For Mother Teresa, an early vision of Jesus giving himself to her proved enough to sustain her throughout a lifetime of intense service, accompanied as that seems to have been by an equally intense interior struggle.

It is not in the longing for God’s presence that upholds us; rather the hope that we will be filled one day. Yet perfect oneness with the Bridegroom is not for this side of heaven.

“Love to be real, it must cost – it must hurt – it must empty us of self.” Is it not surprising that one who not only spoke but embodied these words be upheld as a model of Christian love by believers (of many confessions)?

This is especially true in our modern day, where we are constantly urged simply to do what feels good or right.

Though the letters printed in TIME speak of Mother Teresa’s feeling unwanted, empty, unloved – indeed, tormented – she nonetheless persisted in offering herself fully to the God who seemed so out of reach.

She wished that he have a “free hand” with her, that she would love him “as he has never been loved before”; his happiness was her sole desire, and for the sake of others’ salvation she was willing even to “suffer . . . for all eternity, if this [were] possible.”

No, it was not that this woman needed to punish herself senselessly or that her service to the poor kept her distracted from her internal pain, much less that she was delusional.

It was rather that she grasped the truth about the nature of divine love, that it consists in a complete emptying of self in order to give to the other.

St. Francis of Assisi leads us to this kind of love: “O Master, grant that I may never seek . . . so much to be loved as to love with all my soul.” Mother Teresa stated, “Of my free will, dear Jesus, I shall follow You . . . at any cost to myself and out of pure love of you.”

“Crisis of faith, is the misleading term that TIME uses to describe the sufferings that beset Mother Teresa for half a century. A crisis, after all, is usually a short-lived, intense period of time, a threshold moment or crossroads experience.

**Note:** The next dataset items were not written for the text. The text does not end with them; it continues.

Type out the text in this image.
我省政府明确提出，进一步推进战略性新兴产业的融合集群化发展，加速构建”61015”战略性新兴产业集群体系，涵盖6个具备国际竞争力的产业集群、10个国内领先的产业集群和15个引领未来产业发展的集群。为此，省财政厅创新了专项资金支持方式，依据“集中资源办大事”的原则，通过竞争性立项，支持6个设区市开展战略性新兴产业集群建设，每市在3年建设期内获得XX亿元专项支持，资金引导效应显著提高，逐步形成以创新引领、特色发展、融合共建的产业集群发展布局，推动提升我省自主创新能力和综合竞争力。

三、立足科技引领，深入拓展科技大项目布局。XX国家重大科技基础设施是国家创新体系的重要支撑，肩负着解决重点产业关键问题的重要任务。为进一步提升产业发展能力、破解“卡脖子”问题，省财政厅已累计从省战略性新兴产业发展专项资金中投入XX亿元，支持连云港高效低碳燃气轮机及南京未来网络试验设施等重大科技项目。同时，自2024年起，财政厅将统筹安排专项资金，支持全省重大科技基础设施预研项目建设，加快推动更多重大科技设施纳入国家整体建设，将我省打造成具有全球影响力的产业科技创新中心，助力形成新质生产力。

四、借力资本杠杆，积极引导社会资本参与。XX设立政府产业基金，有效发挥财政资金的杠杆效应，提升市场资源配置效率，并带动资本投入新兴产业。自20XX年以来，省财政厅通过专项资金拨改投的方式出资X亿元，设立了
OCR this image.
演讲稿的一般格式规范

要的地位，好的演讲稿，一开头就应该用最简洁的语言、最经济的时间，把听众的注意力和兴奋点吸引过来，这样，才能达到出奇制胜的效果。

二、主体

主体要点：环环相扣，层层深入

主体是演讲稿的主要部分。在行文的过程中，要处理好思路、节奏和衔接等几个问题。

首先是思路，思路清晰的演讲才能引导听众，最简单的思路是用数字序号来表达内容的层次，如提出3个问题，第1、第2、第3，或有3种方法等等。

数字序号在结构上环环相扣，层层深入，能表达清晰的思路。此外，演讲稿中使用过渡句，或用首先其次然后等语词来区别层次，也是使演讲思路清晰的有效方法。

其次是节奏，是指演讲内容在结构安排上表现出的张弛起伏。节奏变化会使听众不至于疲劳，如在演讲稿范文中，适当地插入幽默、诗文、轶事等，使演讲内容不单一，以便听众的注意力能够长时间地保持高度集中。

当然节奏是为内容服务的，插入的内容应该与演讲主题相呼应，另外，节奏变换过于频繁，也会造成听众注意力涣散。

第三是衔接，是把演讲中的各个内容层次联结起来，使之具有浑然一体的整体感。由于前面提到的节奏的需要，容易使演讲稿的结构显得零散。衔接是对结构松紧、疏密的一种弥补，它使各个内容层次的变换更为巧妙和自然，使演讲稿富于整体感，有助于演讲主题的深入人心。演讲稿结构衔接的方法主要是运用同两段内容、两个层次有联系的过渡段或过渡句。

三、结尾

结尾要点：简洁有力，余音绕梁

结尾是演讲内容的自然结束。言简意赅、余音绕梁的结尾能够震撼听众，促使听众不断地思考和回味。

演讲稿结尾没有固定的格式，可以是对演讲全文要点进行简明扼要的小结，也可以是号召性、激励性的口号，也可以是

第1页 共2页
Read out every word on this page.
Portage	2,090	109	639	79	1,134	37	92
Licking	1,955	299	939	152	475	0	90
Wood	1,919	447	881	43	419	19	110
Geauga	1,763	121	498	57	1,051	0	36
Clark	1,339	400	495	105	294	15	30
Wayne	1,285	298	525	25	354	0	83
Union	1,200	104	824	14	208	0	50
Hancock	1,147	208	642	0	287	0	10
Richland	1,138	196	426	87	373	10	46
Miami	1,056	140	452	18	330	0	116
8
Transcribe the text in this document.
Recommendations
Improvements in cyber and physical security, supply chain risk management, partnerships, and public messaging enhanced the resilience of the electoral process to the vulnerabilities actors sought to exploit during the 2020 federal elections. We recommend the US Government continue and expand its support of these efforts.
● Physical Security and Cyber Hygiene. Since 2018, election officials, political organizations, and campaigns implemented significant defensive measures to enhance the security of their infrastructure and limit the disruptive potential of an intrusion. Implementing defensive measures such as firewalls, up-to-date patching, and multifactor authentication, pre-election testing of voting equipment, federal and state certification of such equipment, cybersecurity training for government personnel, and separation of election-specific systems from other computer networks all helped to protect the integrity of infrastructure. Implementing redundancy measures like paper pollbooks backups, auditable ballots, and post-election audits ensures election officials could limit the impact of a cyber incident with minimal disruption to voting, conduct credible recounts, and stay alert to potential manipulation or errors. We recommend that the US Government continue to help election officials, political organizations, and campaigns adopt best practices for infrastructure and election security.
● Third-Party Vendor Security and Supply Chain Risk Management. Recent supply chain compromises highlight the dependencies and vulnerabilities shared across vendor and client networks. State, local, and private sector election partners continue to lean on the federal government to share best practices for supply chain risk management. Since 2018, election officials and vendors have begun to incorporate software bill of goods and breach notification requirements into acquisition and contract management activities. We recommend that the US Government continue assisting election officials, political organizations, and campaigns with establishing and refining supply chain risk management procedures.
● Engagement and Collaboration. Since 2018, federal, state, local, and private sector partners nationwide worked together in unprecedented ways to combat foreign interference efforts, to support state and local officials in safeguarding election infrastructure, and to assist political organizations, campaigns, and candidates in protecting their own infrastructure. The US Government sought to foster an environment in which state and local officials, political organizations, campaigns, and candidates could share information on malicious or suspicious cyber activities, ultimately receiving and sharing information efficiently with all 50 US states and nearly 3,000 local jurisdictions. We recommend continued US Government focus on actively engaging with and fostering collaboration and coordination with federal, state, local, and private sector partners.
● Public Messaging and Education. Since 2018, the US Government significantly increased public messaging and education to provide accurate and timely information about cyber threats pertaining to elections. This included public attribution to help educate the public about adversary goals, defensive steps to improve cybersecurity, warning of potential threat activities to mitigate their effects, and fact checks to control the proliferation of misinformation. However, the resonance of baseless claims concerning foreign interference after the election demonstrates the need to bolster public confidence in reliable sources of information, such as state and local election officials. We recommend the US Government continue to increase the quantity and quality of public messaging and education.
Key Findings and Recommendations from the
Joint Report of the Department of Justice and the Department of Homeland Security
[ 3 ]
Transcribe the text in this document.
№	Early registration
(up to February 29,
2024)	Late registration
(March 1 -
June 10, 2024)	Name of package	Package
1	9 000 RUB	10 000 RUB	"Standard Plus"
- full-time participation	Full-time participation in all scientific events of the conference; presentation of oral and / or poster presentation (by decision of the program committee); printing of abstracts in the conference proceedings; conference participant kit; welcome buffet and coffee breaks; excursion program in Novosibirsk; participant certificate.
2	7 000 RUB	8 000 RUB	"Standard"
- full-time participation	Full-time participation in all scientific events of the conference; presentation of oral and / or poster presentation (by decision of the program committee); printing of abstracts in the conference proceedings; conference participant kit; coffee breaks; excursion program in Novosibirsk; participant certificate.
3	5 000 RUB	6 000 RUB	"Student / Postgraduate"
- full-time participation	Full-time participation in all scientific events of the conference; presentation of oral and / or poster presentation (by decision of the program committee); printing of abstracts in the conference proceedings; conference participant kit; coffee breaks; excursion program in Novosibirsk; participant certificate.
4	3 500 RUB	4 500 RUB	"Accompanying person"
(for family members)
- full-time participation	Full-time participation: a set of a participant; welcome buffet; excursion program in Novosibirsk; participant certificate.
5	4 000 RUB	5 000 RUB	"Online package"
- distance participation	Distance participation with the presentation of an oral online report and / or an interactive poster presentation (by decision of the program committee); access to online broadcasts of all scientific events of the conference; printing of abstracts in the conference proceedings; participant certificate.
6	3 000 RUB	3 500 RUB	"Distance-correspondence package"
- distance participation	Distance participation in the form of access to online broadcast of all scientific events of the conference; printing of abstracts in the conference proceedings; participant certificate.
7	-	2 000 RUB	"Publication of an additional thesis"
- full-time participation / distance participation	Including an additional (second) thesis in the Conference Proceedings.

Mother Teresa’s newly published letters may be seen as a travelogue of her journey. A journey of a deepening faith and an extraordinary love, indeed a “progress in holiness.” A quest to which, in fact, we are all invited. In commissioning us to step forth whether for the first time or for the thousandth time, Mother Teresa, with her signature brevity and practicality, speaks these words: “Be not afraid. God loves you and wants us to love one another as he loves us . . . yesterday is gone, tomorrow has not come. We have only today. Let us begin.”

What was ‘The Secret Life of Mother Teresa’ of which TIME speaks? Ask Mother Teresa, who already revealed that “My secret is quite simple – I pray!”